Qual era dunque la vera essenza di quella creatura? Aveva ella percezione e coscienza della sua metamorfosi costante o era ella impenetrabile anche a se stessa, rimanendo fuori del proprio mistero? Quanto nelle sue espressioni e manifestazioni entrava d'artificio e quanto di spontaneità?
Chi era ella mai?
Era uno spirito senza equilibrio in un corpo voluttuario. A similitudine di tutte le creature avide di piacere, ella aveva per fondamento del suo essere morale uno smisurato egoismo. La sua facoltà precipua, il suo asse intellettuale, per dir così, era l'imaginazione: una imaginazione romantica, nutrita di letture diverse, direttamente dipendente dalla matrice, continuamente stimolata dall'isterismo. Possedendo una certa intelligenza, essendo stata educata nel lusso d'una casa romana principesca, in quel lusso papale fatto di arte e di storia, ella erasi velata d'una vaga incipriatura estetica, aveva acquistato un gusto elegante; ed avendo anche compreso il carattere della sua bellezza, ella cercava, con finissime simulazioni e con una mimica sapiente, di accrescerne la spiritualità, irraggiando una capziosa luce d'ideale.

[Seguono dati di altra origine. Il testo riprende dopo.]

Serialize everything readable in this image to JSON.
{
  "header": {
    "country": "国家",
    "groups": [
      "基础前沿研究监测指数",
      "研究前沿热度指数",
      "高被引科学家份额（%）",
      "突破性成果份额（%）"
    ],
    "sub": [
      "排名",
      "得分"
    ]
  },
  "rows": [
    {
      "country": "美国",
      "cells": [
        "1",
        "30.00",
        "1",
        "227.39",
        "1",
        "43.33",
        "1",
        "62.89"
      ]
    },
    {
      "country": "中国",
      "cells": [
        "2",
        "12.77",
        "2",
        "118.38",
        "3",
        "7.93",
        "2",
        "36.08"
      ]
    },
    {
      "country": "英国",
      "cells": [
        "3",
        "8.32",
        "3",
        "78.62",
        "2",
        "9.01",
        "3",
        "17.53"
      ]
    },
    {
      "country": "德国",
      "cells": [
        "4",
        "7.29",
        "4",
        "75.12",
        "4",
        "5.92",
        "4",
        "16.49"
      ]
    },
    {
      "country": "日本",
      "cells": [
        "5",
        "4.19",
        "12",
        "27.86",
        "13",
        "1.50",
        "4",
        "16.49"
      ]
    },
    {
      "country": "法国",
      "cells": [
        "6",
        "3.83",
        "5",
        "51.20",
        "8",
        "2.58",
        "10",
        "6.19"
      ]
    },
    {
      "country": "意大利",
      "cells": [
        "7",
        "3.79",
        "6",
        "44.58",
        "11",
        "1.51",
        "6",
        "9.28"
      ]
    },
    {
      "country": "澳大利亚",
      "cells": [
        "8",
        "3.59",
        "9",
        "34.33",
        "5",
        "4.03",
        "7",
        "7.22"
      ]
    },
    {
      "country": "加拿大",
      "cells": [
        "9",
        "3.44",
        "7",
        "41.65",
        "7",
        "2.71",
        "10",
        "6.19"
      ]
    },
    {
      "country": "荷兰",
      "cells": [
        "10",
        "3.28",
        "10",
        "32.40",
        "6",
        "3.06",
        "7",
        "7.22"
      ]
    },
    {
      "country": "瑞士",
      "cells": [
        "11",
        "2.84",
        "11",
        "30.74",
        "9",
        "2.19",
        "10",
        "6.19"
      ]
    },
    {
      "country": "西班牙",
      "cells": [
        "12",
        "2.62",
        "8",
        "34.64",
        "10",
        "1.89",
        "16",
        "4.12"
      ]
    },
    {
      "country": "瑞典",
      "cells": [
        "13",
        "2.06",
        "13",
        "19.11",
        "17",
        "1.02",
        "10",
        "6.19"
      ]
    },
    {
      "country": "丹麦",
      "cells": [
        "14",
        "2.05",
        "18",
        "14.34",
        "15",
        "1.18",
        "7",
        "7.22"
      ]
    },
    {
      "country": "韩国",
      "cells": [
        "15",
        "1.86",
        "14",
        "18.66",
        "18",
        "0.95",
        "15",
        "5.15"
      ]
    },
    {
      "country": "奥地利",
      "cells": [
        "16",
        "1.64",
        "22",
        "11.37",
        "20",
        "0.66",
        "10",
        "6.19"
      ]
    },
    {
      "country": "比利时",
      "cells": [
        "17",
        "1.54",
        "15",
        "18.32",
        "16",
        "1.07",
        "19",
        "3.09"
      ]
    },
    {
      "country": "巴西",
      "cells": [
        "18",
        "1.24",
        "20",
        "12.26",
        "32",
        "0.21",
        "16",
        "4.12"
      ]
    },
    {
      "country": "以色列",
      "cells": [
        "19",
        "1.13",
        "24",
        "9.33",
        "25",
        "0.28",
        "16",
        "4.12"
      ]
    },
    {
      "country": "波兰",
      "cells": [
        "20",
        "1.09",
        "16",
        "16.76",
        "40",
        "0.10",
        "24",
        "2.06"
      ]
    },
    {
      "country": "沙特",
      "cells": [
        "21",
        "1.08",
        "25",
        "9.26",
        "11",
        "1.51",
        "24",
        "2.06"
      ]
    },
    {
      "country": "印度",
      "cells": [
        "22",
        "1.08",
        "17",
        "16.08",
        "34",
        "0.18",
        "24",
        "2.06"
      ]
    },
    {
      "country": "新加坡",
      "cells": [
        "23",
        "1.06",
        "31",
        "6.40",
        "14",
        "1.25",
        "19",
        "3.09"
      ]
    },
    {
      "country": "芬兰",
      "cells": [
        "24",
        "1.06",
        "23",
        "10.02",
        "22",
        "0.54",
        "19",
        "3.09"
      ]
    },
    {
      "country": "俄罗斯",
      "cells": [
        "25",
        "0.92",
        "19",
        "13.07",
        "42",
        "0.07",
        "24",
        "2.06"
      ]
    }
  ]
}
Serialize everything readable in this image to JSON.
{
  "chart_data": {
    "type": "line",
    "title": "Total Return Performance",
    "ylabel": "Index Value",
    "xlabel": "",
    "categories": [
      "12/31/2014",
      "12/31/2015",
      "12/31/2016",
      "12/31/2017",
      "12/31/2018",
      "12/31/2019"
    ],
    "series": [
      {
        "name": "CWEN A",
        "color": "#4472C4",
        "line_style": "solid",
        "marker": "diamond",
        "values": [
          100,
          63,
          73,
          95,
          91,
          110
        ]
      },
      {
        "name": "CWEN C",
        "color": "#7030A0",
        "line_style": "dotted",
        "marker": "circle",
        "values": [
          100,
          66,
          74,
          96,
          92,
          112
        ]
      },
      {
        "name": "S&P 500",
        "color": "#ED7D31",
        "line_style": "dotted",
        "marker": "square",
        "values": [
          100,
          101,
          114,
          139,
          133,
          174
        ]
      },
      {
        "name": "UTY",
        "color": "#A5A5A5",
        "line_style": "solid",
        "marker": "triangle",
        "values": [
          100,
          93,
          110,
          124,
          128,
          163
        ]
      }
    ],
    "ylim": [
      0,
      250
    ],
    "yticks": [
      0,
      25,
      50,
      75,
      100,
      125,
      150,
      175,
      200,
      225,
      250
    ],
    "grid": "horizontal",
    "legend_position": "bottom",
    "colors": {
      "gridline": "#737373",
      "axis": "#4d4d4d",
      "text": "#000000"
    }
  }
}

Ella portava quindi, nella comedia umana, elementi pericolosissimi; ed era occasion di ruina e di disordine più che s'ella facesse publica professione d'impudicizia.
Sotto l'ardore della imaginazione, ogni suo capriccio prendeva un'apparenza patetica. Ella era la donna delle passioni fulminee, degli incendii improvvisi. Ella copriva di fiamme eteree i bisogni erotici della sua carne e sapeva transformare in alto sentimento un basso appetito.